Blue Origin also stated that it will seek further action from Congress:
“We firmly believe that there are fundamental problems with NASA’s decision, but due to its limited jurisdiction, GAO cannot solve these problems. We will continue to advocate for two direct providers because we believe that this is the correct solution. Congress has taken action to increase the number of issues. Two vendors and appropriate additional resources to support NASA’s efforts to bring Americans back to the moon are very encouraging. We are also very encouraged by the comments made by Administrator Nelson in the past week, which are reiterated NASA’s original intention to provide synchronized competition. The manned landing system project needs to compete now rather than later-this is the best solution for NASA and the best solution for our country.”
Update at 3:30 PM, July 30th, Pacific Time: NASA said that this decision paved the way for determining the timetable for the first manned moon landing of Artemis.this is Full statement:
“NASA received a notice on Friday, July 30, that the U.S. Government Accountability Office has Deny protest Submitted by Blue Origin Federation and Dynetics, and supporting the agency’s sources choose SpaceX continues to develop its manned landing system. This decision enables NASA to award the contract, which will eventually carry out the first manned demonstration landing on the lunar surface according to NASA’s Artemis plan. Importantly, GAO’s decision will enable NASA and SpaceX to establish a timetable for the first manned moon landing in more than 50 years.
“NASA recognizes that sending American astronauts back to the moon and establishing a long-term presence on the moon for the first time since the Apollo program is a priority for the Biden administration and is essential to maintaining America’s leadership in space. Facing the past. One year’s challenge, NASA and its partners have made significant achievements in advancing Artemis, including the successful heat test of the Space Launch System rocket. The unmanned flight of Artemis I will proceed as planned this year, Artemis The Mis II manned mission is scheduled to take place in 2023.
“NASA is urgently advancing, but the safety of astronauts is the top priority. In the process of unswervingly pursuing the goal of establishing a long-term existence on the moon, the agency will not sacrifice the safety of the crew.

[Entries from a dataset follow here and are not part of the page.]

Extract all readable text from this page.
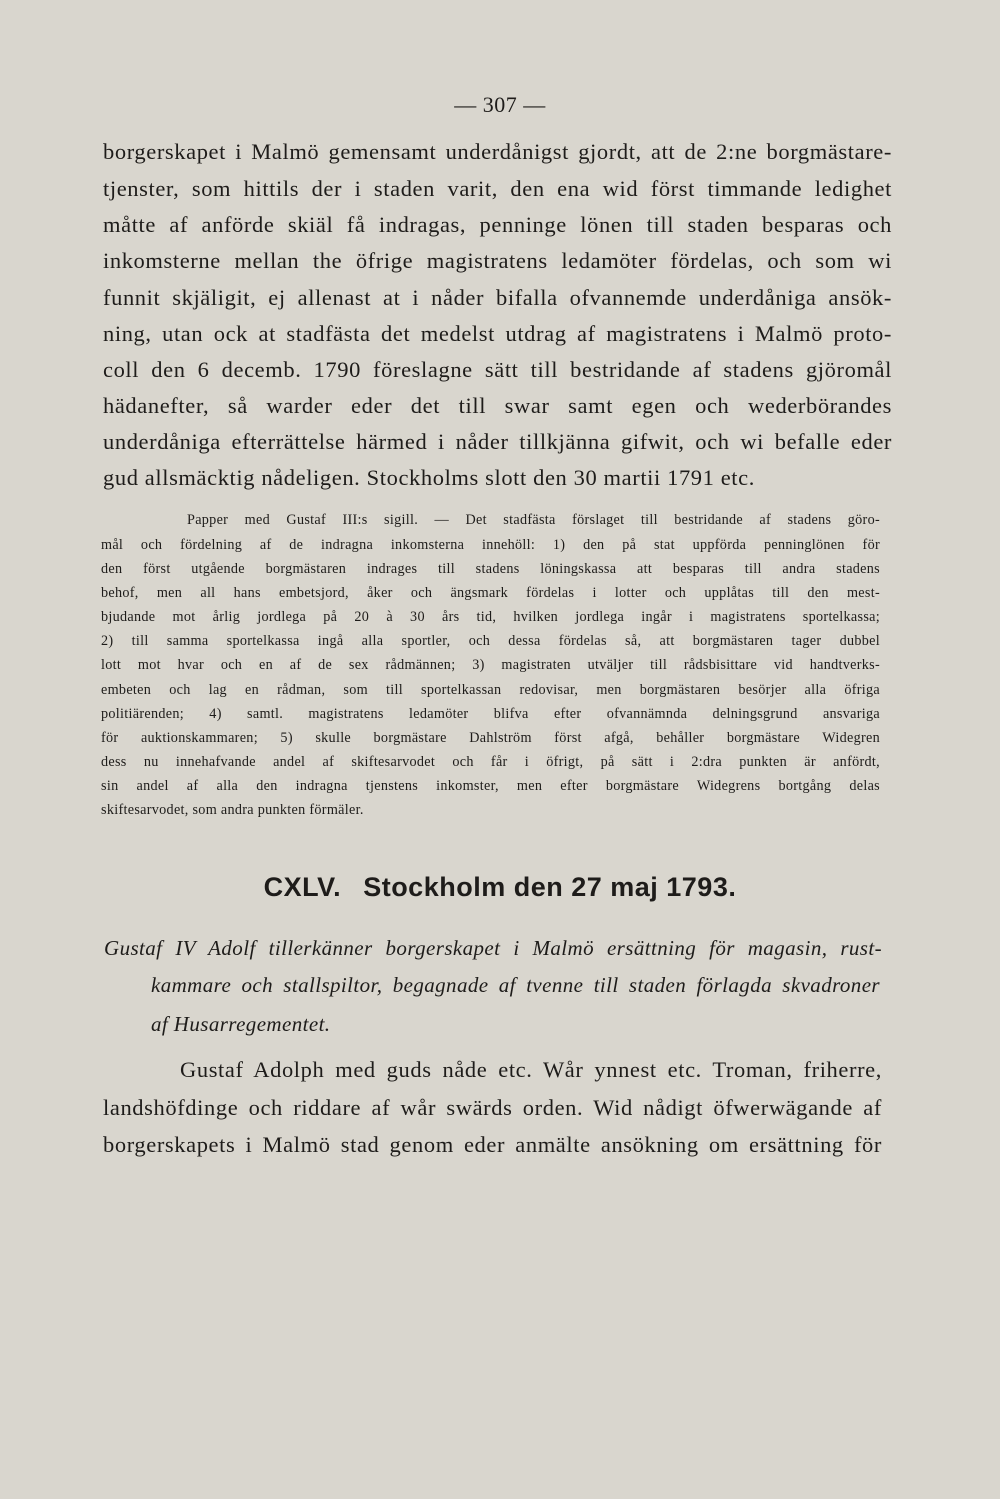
— 307 —
borgerskapet i Malmö gemensamt underdånigst gjordt, att de 2:ne borgmästare-
tjenster, som hittils der i staden varit, den ena wid först timmande ledighet
måtte af anförde skiäl få indragas, penninge lönen till staden besparas och
inkomsterne mellan the öfrige magistratens ledamöter fördelas, och som wi
funnit skjäligit, ej allenast at i nåder bifalla ofvannemde underdåniga ansök-
ning, utan ock at stadfästa det medelst utdrag af magistratens i Malmö proto-
coll den 6 decemb. 1790 föreslagne sätt till bestridande af stadens gjöromål
hädanefter, så warder eder det till swar samt egen och wederbörandes
underdåniga efterrättelse härmed i nåder tillkjänna gifwit, och wi befalle eder
gud allsmäcktig nådeligen. Stockholms slott den 30 martii 1791 etc.
Papper med Gustaf III:s sigill. — Det stadfästa förslaget till bestridande af stadens göro-
mål och fördelning af de indragna inkomsterna innehöll: 1) den på stat uppförda penninglönen för
den först utgående borgmästaren indrages till stadens löningskassa att besparas till andra stadens
behof, men all hans embetsjord, åker och ängsmark fördelas i lotter och upplåtas till den mest-
bjudande mot årlig jordlega på 20 à 30 års tid, hvilken jordlega ingår i magistratens sportelkassa;
2) till samma sportelkassa ingå alla sportler, och dessa fördelas så, att borgmästaren tager dubbel
lott mot hvar och en af de sex rådmännen; 3) magistraten utväljer till rådsbisittare vid handtverks-
embeten och lag en rådman, som till sportelkassan redovisar, men borgmästaren besörjer alla öfriga
politiärenden; 4) samtl. magistratens ledamöter blifva efter ofvannämnda delningsgrund ansvariga
för auktionskammaren; 5) skulle borgmästare Dahlström först afgå, behåller borgmästare Widegren
dess nu innehafvande andel af skiftesarvodet och får i öfrigt, på sätt i 2:dra punkten är anfördt,
sin andel af alla den indragna tjenstens inkomster, men efter borgmästare Widegrens bortgång delas
skiftesarvodet, som andra punkten förmäler.
CXLV. Stockholm den 27 maj 1793.
Gustaf IV Adolf tillerkänner borgerskapet i Malmö ersättning för magasin, rust-
kammare och stallspiltor, begagnade af tvenne till staden förlagda skvadroner
af Husarregementet.
Gustaf Adolph med guds nåde etc. Wår ynnest etc. Troman, friherre,
landshöfdinge och riddare af wår swärds orden. Wid nådigt öfwerwägande af
borgerskapets i Malmö stad genom eder anmälte ansökning om ersättning för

“NASA will provide the latest developments on Artemis, the human landing system, and human return to the moon as soon as possible. We will continue to cooperate with the Biden administration and Congress, and cooperate with US business partners to ensure the stability of the country’s return to the moon. And sustainable methods to provide funding.”
“Dynetics, a wholly-owned subsidiary of Leidos, appreciates GAO’s review of NASA’s manned landing system option A decision. Although disappointed, we respect the decision announced by GAO today. Sustainability enables the Moon to exist for a long time and helps to promote the future Earth-Moon economy. To this end, we continue to develop our HLS design, with a focus on sustainability.
“We are excited about the opportunities provided by NASA’s HLS Next-STEP Appendix N competition, which provides funding for the continued design and risk reduction activities of sustainable landers. We also plan to compete for the lunar exploration transportation service opportunities announced by NASA. We believe Healthy competition is necessary to maintain the industrial base needed to achieve important strategic goals such as space exploration and national security. We will continue to pursue these opportunities with a team to help strengthen the broader industrial base, including international partners.
“Again, we thank GAO for reviewing the decision, and we look forward to working with NASA to explore future HLS opportunities.”
We also contacted SpaceX for comment and will update this report with any response we can pass.